Since these reforms were made in 1996, there have been zero mass shootings in Australia. Obama addressed this point in his 2015 speech in response to the shooting at a community college in Oregon, which left 9 people dead. He stated “We know that other countries, in response to one mass shooting, have been able to craft laws that almost eliminate mass shootings. Friends of ours, allies of ours — Great Britain, Australia, countries like ours. So we know there are ways to prevent it.”
One of the key arguments against gun control is the Second Amendment, which gives citizens the right to bear arms. Many argue that the amendment allows for the freedom that our country was founded on, and adding more gun laws would go against this right. This argument is easily dismissed by the simple fact that our technology has advanced beyond the expectations that our founders had in the 1700s when the Second Amendment was passed. Not only are guns more powerful, they also have the capability to kill 58 people in a matter of minutes, as seen in the Las Vegas Shooting. The advancement in gun technology leaves this rule outdated, and it can not be expected to constitute a society that has 300 years of technological progress.

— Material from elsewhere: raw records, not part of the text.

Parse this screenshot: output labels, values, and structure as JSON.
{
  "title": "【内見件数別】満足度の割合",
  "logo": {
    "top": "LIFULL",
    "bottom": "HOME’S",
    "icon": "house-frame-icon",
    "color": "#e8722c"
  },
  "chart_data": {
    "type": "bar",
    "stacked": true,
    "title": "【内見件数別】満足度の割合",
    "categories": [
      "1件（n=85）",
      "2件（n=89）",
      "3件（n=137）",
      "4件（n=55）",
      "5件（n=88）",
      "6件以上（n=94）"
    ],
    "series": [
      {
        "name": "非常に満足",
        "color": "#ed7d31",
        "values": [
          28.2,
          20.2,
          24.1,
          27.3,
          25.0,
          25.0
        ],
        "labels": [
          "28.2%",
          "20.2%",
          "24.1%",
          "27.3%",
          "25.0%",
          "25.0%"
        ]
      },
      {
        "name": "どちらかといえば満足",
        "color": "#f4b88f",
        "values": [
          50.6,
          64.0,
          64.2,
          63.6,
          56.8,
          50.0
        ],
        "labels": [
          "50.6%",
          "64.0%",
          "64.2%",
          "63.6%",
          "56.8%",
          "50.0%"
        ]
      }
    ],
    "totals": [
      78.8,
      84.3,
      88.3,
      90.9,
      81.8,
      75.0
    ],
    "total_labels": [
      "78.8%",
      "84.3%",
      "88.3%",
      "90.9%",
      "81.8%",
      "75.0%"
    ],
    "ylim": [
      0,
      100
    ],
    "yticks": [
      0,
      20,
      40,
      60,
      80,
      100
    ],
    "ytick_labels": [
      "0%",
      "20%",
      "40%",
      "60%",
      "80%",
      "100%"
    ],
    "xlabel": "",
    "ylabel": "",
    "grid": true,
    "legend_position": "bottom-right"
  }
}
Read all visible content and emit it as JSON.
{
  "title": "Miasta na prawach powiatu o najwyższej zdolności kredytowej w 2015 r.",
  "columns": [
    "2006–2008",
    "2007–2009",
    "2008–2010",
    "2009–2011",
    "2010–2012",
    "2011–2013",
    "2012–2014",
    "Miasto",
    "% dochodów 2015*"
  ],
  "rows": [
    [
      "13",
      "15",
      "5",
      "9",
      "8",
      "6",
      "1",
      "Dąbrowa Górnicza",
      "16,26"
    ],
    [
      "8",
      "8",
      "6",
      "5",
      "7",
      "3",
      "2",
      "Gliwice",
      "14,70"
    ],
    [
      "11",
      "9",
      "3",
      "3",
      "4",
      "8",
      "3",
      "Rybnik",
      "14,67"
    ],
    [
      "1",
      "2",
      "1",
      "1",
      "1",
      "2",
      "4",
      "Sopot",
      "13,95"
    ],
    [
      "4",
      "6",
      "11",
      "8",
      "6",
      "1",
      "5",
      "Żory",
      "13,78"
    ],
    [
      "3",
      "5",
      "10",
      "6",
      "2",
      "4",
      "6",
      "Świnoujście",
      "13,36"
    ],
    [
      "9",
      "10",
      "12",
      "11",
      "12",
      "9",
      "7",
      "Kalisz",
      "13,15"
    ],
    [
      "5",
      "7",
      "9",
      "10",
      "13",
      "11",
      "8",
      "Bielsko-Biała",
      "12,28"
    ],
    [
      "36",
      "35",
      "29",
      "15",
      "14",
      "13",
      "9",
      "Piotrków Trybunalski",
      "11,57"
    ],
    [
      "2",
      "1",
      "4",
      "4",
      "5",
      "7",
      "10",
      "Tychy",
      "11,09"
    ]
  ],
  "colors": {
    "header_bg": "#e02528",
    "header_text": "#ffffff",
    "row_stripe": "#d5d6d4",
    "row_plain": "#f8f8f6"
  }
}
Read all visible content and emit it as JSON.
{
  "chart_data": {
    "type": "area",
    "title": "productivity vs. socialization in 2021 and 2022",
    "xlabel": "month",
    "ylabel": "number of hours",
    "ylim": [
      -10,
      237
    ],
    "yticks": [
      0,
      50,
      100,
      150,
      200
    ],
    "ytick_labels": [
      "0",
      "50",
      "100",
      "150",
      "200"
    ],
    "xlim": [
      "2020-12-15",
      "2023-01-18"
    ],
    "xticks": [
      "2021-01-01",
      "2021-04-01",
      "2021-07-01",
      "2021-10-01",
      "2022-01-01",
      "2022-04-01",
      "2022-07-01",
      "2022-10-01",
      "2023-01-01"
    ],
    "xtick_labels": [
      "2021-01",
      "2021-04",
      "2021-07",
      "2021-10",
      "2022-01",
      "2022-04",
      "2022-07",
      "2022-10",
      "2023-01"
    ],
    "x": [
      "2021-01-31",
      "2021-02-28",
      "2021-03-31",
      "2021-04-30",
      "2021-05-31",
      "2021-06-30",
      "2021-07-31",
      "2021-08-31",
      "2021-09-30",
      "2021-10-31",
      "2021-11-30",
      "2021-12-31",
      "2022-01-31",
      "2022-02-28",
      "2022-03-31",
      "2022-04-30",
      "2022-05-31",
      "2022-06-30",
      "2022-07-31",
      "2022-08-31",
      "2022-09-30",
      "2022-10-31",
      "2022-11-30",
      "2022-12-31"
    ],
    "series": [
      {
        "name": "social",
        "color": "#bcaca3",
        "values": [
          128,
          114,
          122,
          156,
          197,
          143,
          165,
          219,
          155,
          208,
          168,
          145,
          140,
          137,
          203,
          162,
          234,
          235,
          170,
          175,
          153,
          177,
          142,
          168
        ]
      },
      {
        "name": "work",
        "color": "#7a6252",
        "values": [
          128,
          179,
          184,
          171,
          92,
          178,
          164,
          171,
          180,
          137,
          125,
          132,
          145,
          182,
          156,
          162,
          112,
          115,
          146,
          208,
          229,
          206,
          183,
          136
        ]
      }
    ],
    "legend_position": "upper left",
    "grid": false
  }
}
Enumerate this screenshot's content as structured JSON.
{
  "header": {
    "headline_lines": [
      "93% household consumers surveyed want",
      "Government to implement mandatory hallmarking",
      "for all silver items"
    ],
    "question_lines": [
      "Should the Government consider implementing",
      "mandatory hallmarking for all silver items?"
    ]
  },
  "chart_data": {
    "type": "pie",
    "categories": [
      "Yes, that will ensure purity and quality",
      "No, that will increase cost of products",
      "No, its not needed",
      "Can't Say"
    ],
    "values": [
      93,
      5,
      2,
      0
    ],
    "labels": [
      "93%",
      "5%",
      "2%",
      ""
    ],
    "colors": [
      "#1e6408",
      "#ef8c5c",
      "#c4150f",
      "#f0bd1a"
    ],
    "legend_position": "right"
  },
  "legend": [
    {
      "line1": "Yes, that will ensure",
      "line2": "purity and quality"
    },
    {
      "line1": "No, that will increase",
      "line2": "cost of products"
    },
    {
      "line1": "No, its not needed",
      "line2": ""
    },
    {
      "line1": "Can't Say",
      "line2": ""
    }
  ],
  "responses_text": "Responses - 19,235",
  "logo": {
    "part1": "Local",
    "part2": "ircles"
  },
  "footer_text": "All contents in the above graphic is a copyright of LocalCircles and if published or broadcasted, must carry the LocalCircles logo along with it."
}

Gun control is not only a problem of changing rules, but of morals as well. It is beyond appalling to wake up to the news of 49 people killed in a nightclub. As seen in other countries, it is possible to get rid of mass shootings. It is evident that reforming our gun laws will simply save lives. As Obama ended his 2015 speech, he said “I hope and pray that I don’t have to come out again during my tenure as President to offer my condolences to families in these circumstances. But based on my experience as President, I can’t guarantee that. And that’s terrible to say. And it can change.” Two months later, Obama had to give a speech on the San Bernardino shooting which left 14 people dead, their family and friends deeply saddened.
His lasting words of this speech reach out to America in need for hope and change: “Let's not forget that freedom is more powerful than fear; that we have always met challenges -- whether war or depression, natural disasters or terrorist attacks -- by coming together around our common ideals as one nation, as one people. So long as we stay true to that tradition, I have no doubt America will prevail.”